Humans have been dumping carbon emissions into the atmosphere for nearly 260 years. According to the EPA, carbon dioxide from industrial uses and fossil fuels makes up 63% of greenhouse gas emissions, while another 11% comes from forestry and other land uses. About a quarter to a third of the CO2 in the air is absorbed by the ocean, amounting to 520 billion tons since the Industrial Revolution and 22 million tons a day.

CO2 in water becomes carbonic acid and the acidity of the surface waters of the ocean have gone up by 30% since the Industrial Revolution. These chemical reactions bind up the carbon that shellfish need to build their shells.

Also, the higher level of energy required for shell building may mean there is less remaining for other life processes like reproduction. Some studies have shown that shells can dissolve as the excess hydrogen ions in the water begin to strip away carbon atoms from the shell, and Wikfor said there may be respiration issues.

This has led to some notable disaster scenarios by scientists. A predictive model by Woods Hole Oceanographic Institution researchers last year posited that scallop populations could drop by more than half in the next 30 to 80 years under a worst-case acidification scenario.

But Meseck’s studies on oysters and surf clams have shown there is a variability to the response depending on the species. Under extreme acidification, oyster shells grew thin and white, but appeared essentially the same inside. Sea clams were harmed the most, with diminished shell growth and tissue weight.

So far, the preliminary data on sea scallops appears to show a mix of the two with some difference in the growth of the shell as the acidity increased, but not much difference in tissue weight. Sea scallops, she posited, may be putting their energy into tissue growth like oysters do.

NOAA staff assembled a smaller version of their Milford lab inside the maritime academy lab. Seawater pumped from the canal flowed through a wall of white pipes. CO2 bubbled up into the water-filled tubes, creating conditions that mimicked ocean acidification levels that exist today, a worst-case scenario level that scientists believe is far beyond anything that could occur and a third level in between the two extremes.

The water then flowed into rows of plastic boxes, each containing a quarter-sized sea scallop.

Meseck leaned over one of the tiny scallops and pointed to the tiny, amber-colored cilia, thousands of waving arms that ring both sides of the shell. Scallops only open to feed when the 50 to 100 blue eyes along the shell opening spot particles large enough and in numbers great enough to warrant the energy and risk.

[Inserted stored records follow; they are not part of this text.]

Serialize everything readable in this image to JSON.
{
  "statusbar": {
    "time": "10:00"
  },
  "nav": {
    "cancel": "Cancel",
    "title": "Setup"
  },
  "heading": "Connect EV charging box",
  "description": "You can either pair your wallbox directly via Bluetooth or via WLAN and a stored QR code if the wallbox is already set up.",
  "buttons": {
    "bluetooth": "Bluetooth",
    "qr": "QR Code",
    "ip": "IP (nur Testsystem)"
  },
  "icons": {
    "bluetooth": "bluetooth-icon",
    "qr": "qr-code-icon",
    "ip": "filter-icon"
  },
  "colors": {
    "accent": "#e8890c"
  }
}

Water flowing into the open shell deposits organic and nonorganic matter on a mucous membrane. The cilia sweep these mucous bundles in a kind of bucket brigade to the mouth near the hinge of the shell.

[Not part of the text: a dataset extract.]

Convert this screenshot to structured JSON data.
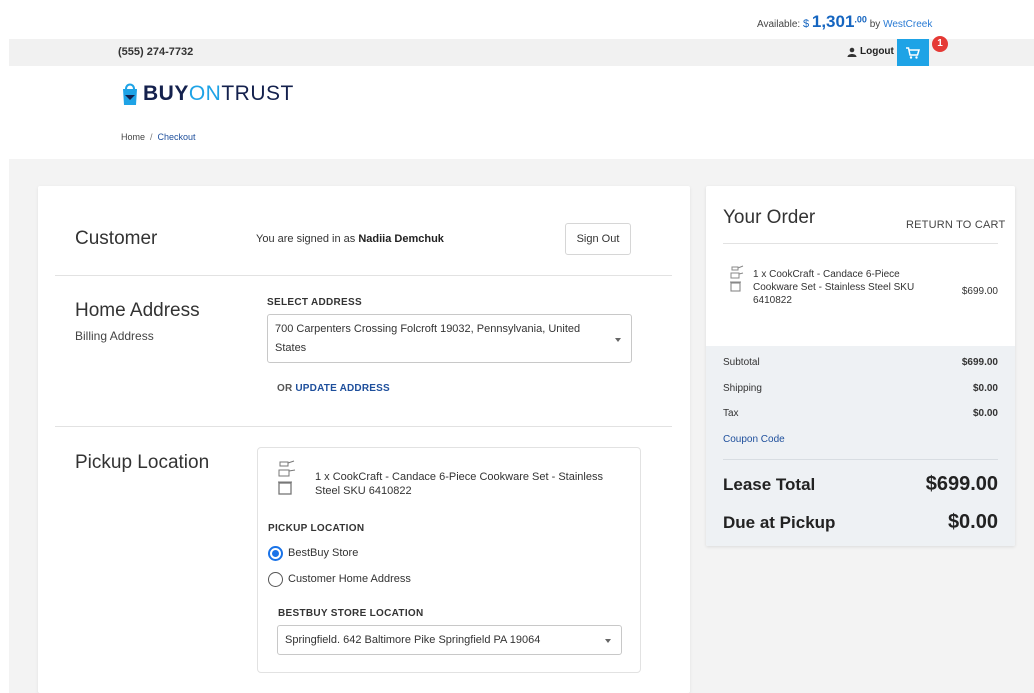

To understand the physiological responses to increased carbon levels in seawater, researchers had to not only weigh and measure the scallops but also determine the amount of food coming in and the waste the scallop was excreting.

Meseck pointed to tiny dark piles on either side of the shell. One was feces, what remains of the algae that passed through the scallop’s digestive system. On the other side of the shell, the inorganic matter like sand and other particles, had been discarded. These would both be gathered and weighed.

Mark Dixon, a biological science technician at the Milford lab, poured water fresh from the canal into funnels with a preweighed fiber filter at the spout. The filter and all it collected would first be weighed then heated to burn off organic matter, leaving the inorganic matter behind. Weighing that gave them a calculation of the amount of food flowing over the scallop.

“It’s really interesting to see such high-end science being put in the ground here,” said William Hubbard, professor of marine ecology at Massachusetts Maritime Academy. “You are doing an experiment that is going to make not just local but national decisions on one of the leading fisheries in the region. For us to see this type of experiment, to see the students getting involved, this is the type of partnership we’re trying to build with the scientific community.”